"Fuck the king!", avait crié un militant lors d'une manifestation en novembre aux Pays-Bas: mercredi, l'annonce de poursuites à son encontre pour lèse-majesté a été vivement contestée dans ce pays attaché à la liberté d'expression, et le parquet a rapidement fait volte-face.
Dans la presse, au parlement, sur les réseaux sociaux, beaucoup dénonçaient une loi d'un autre temps. En vigueur sous cette forme depuis 1881, elle prévoit une peine pouvant aller jusqu'à 5 ans de prison ou 20.000 euros d'amende. D'autres encore ont été plus virulents: dans la nuit de mercredi à jeudi, le texte "Fuck de Koning" ("Fuck the King", en néerlandais) a été tagué sur la façade du Palais royal d'Amsterdam.
Abulkasim Al-Jaberi, militant antiraciste, avait été interpellé le 16 novembre lors d'une manifestation contre le personnage du "Pierre Noir", acolyte de Saint-Nicolas, considéré par certains comme un stéréotype raciste hérité d'un passé colonial. M. Al-Jaberi avait alors crié : "Fuck the King, Fuck the Queen and Fuck the Royal House". Il a refusé de payer une amende de 500 euros, raison pour laquelle des poursuites ont été engagées.
Mais le parquet a finalement décidé jeudi de revoir sa copie et de réexaminer l'opportunité des poursuites, officiellement suite à une demande de l'avocat de
M. Al-Jaberi. "Nous n'avons pas vu venir toute cette agitation", a cependant reconnu Willem Nijkerk, un représentant du parquet d'Amsterdam, dans le quotidien populaire Algemeen Dagblad. "Il n'y avait peut-être pas besoin de le poursuivre pour lèse-majesté".
Droit fondamental
Au parlement néerlandais, un parti progressiste a interpellé le Premier ministre, lui demandant à quel point il estimait que "la liberté d'expression et le droità manifester pèsent plus lourd que le crime de lèse-majesté". "Qu'est-ce qui justifie qu'insulter le roi et la reine soit puni différemment qu'insulter de simples citoyens ou groupes de population ?", interroge-t-il en outre dans un document auquel le gouvernement devra répondre.
Le maire d'Amsterdam Eberhard van der Laan a pour sa part assuré avoir "éclaté de rire" à l'annonce des poursuites et qualifié la loi de "dépassée". "Je connais un peu ce roi (Willem-Alexander, ndlr) et je pense qu'il voit tout ceci de manière plus démocratique que la loi elle-même", a-t-il dit au quotidien
Het Parool.

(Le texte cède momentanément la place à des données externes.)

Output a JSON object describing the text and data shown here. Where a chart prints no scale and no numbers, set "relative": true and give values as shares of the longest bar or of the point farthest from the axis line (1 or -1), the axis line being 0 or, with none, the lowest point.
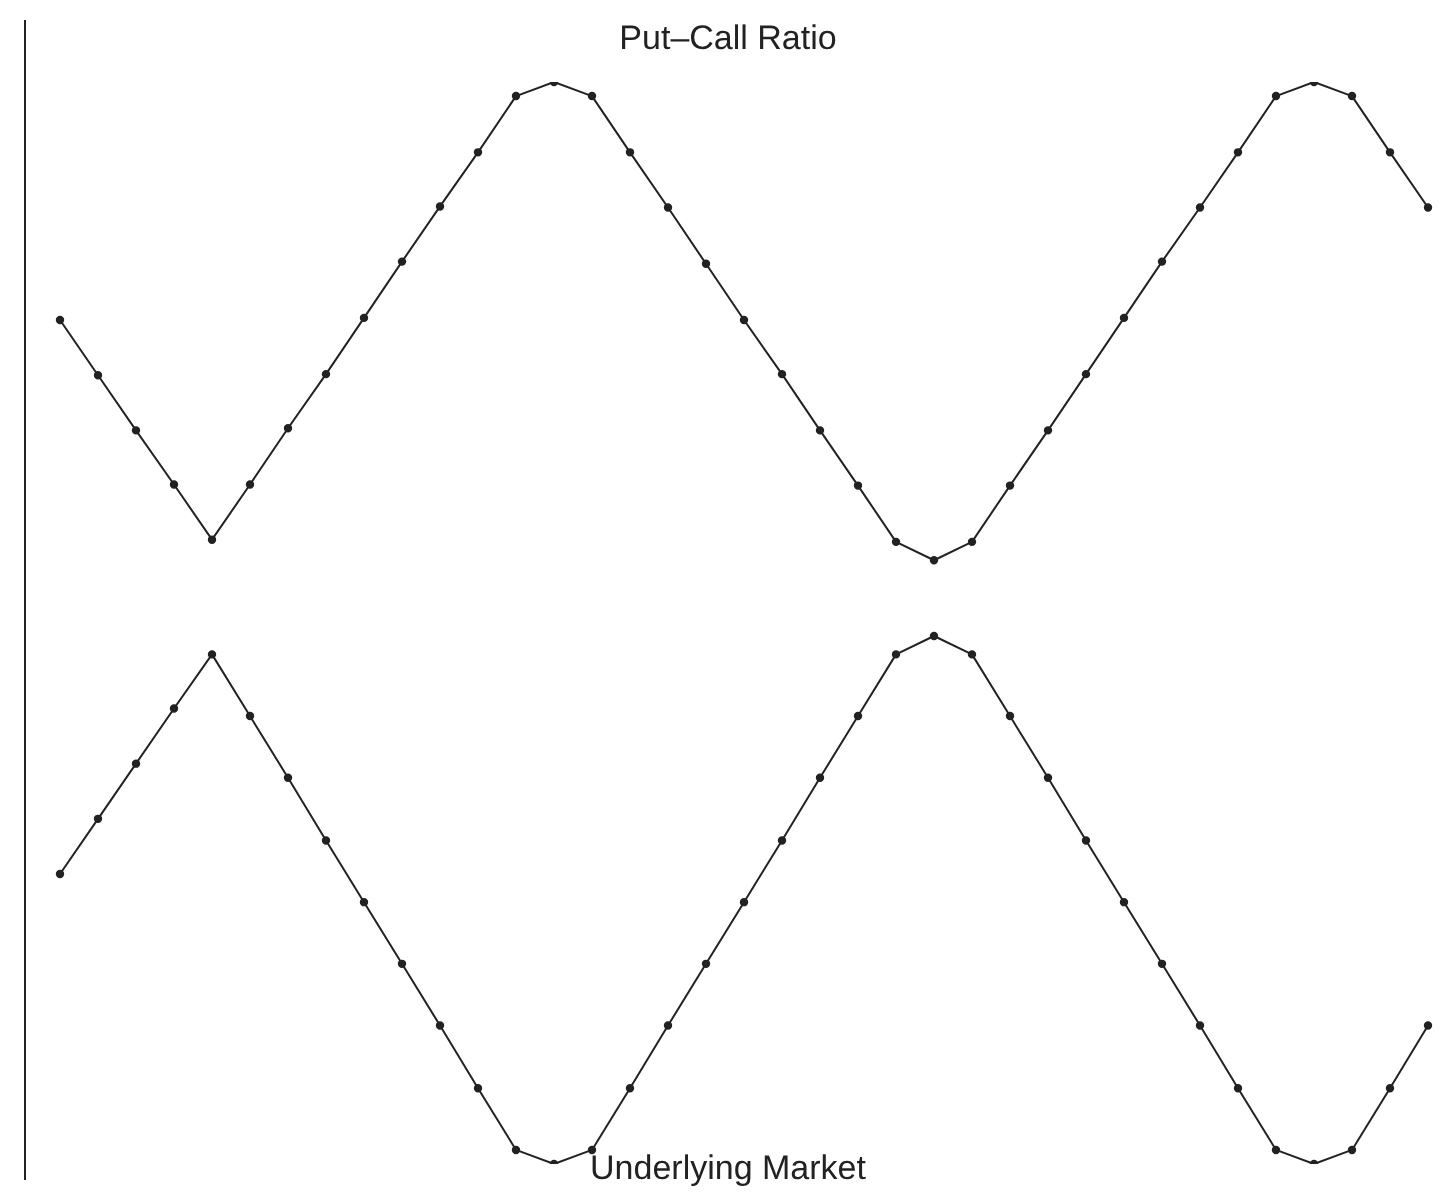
{
  "chart_data": {
    "type": "line",
    "relative": true,
    "marker": "circle",
    "line_style": "solid",
    "categories": [
      null,
      null,
      null,
      null,
      null,
      null,
      null,
      null,
      null,
      null,
      null,
      null,
      null,
      null,
      null,
      null,
      null,
      null,
      null,
      null,
      null,
      null,
      null,
      null,
      null,
      null,
      null,
      null,
      null,
      null,
      null,
      null,
      null,
      null,
      null,
      null,
      null
    ],
    "series": [
      {
        "name": "Put–Call Ratio",
        "color": "#222222",
        "values": [
          0.78,
          0.729,
          0.678,
          0.628,
          0.577,
          0.628,
          0.68,
          0.73,
          0.782,
          0.834,
          0.885,
          0.935,
          0.987,
          1,
          0.987,
          0.935,
          0.884,
          0.832,
          0.78,
          0.73,
          0.678,
          0.627,
          0.575,
          0.558,
          0.575,
          0.627,
          0.678,
          0.73,
          0.782,
          0.834,
          0.884,
          0.935,
          0.987,
          1,
          0.987,
          0.935,
          0.884
        ]
      },
      {
        "name": "Underlying Market",
        "color": "#222222",
        "values": [
          0.268,
          0.319,
          0.37,
          0.421,
          0.471,
          0.414,
          0.357,
          0.299,
          0.242,
          0.185,
          0.128,
          0.07,
          0.013,
          0,
          0.013,
          0.07,
          0.128,
          0.185,
          0.242,
          0.299,
          0.357,
          0.414,
          0.471,
          0.488,
          0.471,
          0.414,
          0.357,
          0.299,
          0.242,
          0.185,
          0.128,
          0.07,
          0.013,
          0,
          0.013,
          0.07,
          0.128
        ]
      }
    ]
  }
}
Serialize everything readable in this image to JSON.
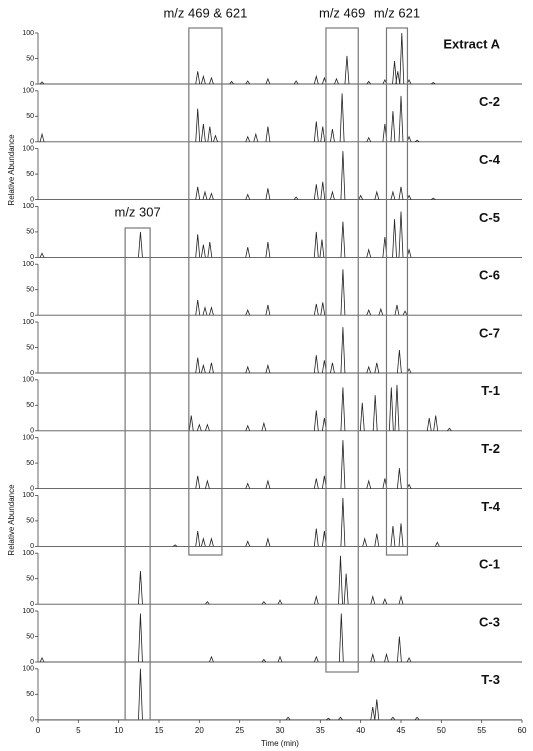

Sur Twitter, le hashtag #fuckdekoning était largement repris. "Les Pays-Bas sont un tel paradis de liberté d'expression qu'on ne peut même pas dire #fuckmonarchy", dit par exemple Wouter Visser.
Certains, peu nombreux, ont soutenu publiquement la loi : "Nous devons protéger la famille royale de la diffamation (...) le roi et la reine peuvent difficilement
se défendre et sont tenus à des obligations que les simples citoyens n'ont pas", a soutenu la sénatrice libérale Heleen Dupuis dans la presse néerlandaise.
Dans la pratique, de telles poursuites sont rares aux Pays-Bas et les peines sont loin des peines maximales prévues par la loi, contrairement à la Thaïlande par exemple, où la famille royale est protégée par l'une des législations les plus sévères au monde, et où les poursuites et condamnations pour crime de lèse-majesté sont en augmentation depuis le coup d'Etat de mai 2014.
"La question de la liberté d'expression est sensible aux Pays-Bas, c'est un droit fondamental très important", explique à l'AFP Stef Ketelaar, avocat et historien ayant étudié le crime de lèse-majesté.
Débat public
Très attachés à leur famille royale, les Néerlandais ne se privent toutefois pas de les tourner en ridicule ou de les critiquer. "Il y a des cas dans lesquels la liberté d'expression prévaut, par exemple pour les humoristes ou les personnes participant au débat public", assure à l'AFP Franklin Wattimena, porte-parole du parquet d'Amsterdam. Dans ce cas, le parquet estimait que les insultes ne s'inscrivaient pas dans le débat public car elle n'avaient rien à voir avec la manifestation contre le "Pierre Noir".L'intéressé assure le contraire et dit avoir voulu faire un parallèle entre le passé colonial et la famille royale. Les lois de plusieurs pays européens, comme Monaco, la Suède ou la Belgique, interdisent la lèse-majesté, mais les poursuites restent rares selon les médias néerlandais: en Grande-Bretagne, la loi n'a plus été appliquée depuis plus de cent ans.